SAN MATEO, Calif. (AP) – Entrepreneurs and investors say Silicon Valley’s fast-growing financial ties with Russia’s tech sector are being slowed down by current political tensions between the White House and the Kremlin.
“It’s safe to say a lot of investors here are taking a step back to see how the situation will unfold,” said Alexandra Johnson, who manages a $100 million venture fund called DFJ VTP Aurora, a Menlo Park, Calif., branch of Russian bank VTB.
For decades, Russia’s sophisticated scientists and engineers remained at arm’s length from Silicon Valley’s venture capitalists and marketing mavens. That changed in recent years with a flurry of investment, largely sparked in 2010 when then-Russian President Dmitry Medvedev visited the region and met with high-tech leaders.
Russians investors, including billionaire Yuri Milner, who has large stakes in Facebook and Twitter, poured an estimated $2 billion into U.S. tech firms over the past three years, according to Johnson, who organized a technology symposium with venture capitalists and entrepreneurs last month in San Mateo, south of San Francisco.
But Silicon Valley entrepreneurs and investors fear negative economic fallout from Russia’s takeover of Crimea, its troop buildup near Ukraine’s border and its attempts to compel constitutional changes in that country, markedly raising political tensions with the West.
Secretary of State John Kerry has charged Russia with “creating a climate of fear and intimidation” and the Obama administration has frozen assets and revoked visas of some Russian officials and their associates.
Among the concerns in this technology center are whether visa limits will make it hard for business travel or for scientists to relocate. In addition, economic sanctions could tighten the flow of dollars between tech sectors in both countries. And for those U.S. and Russian firms with ties to Ukraine, rumors of a draft are fanning fears that young entrepreneurs and engineers will have to close up shop and fight.
Experts say an investment slowdown will be temporary and will not untrack rapidly growing, lucrative U.S.- Russia business relationships in the long run.
Axel Tillmann, who invests Russian venture capital on behalf of government-sponsored RVC-USA, said the tensions are definitely going to “slow things down for a while,” describing a two- to three-month suspension of additional investment by Russian government funds in tech firms.
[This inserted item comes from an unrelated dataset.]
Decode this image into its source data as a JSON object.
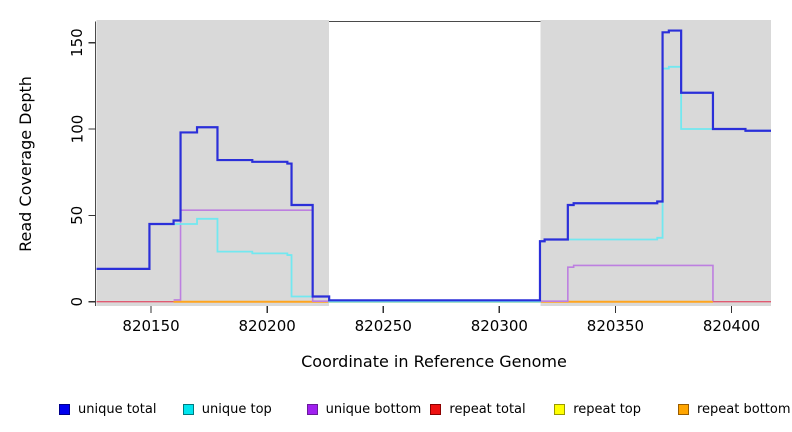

However, Tillmann said the flow of investments is certain to resume because Russian companies thrive on Silicon Valley’s entrepreneurship.
“Russian technologists have been at the leading forefront of technology for many years, even going back to the Soviet Union, but they had the problem they called ‘The lonely ideas,'” he said. “The ideas just sat there.”
Tillmann said the one thing Russian companies are not very good at today is commercializing their technology – something that Silicon Valley firms are masters at doing. “When we combine, we get the best of both,” he said.
In Russia, entrepreneurs and investors now tap Silicon Valley experts to try to replicate their success.
A planned technology hub outside Moscow, the Skolkovo Innovation Center, includes Google executive chairman Eric Schmidt, Cisco CEO John Chambers and retired Intel CEO Craig Barrett on its 17-member board.
Russian entrepreneurs have also launched their own firms in the Silicon Valley, and tech giants are buying stakes in Russian startups. Last year, for example, Cisco acquired a stake in Russian software developer Parallels and got a seat on its board.
The Russian Innovation Center, which opened two years ago on Silicon Valley’s Sand Hill Road amid a cluster of venture capital firms, combines three firms investing in California companies committed to the Russian market.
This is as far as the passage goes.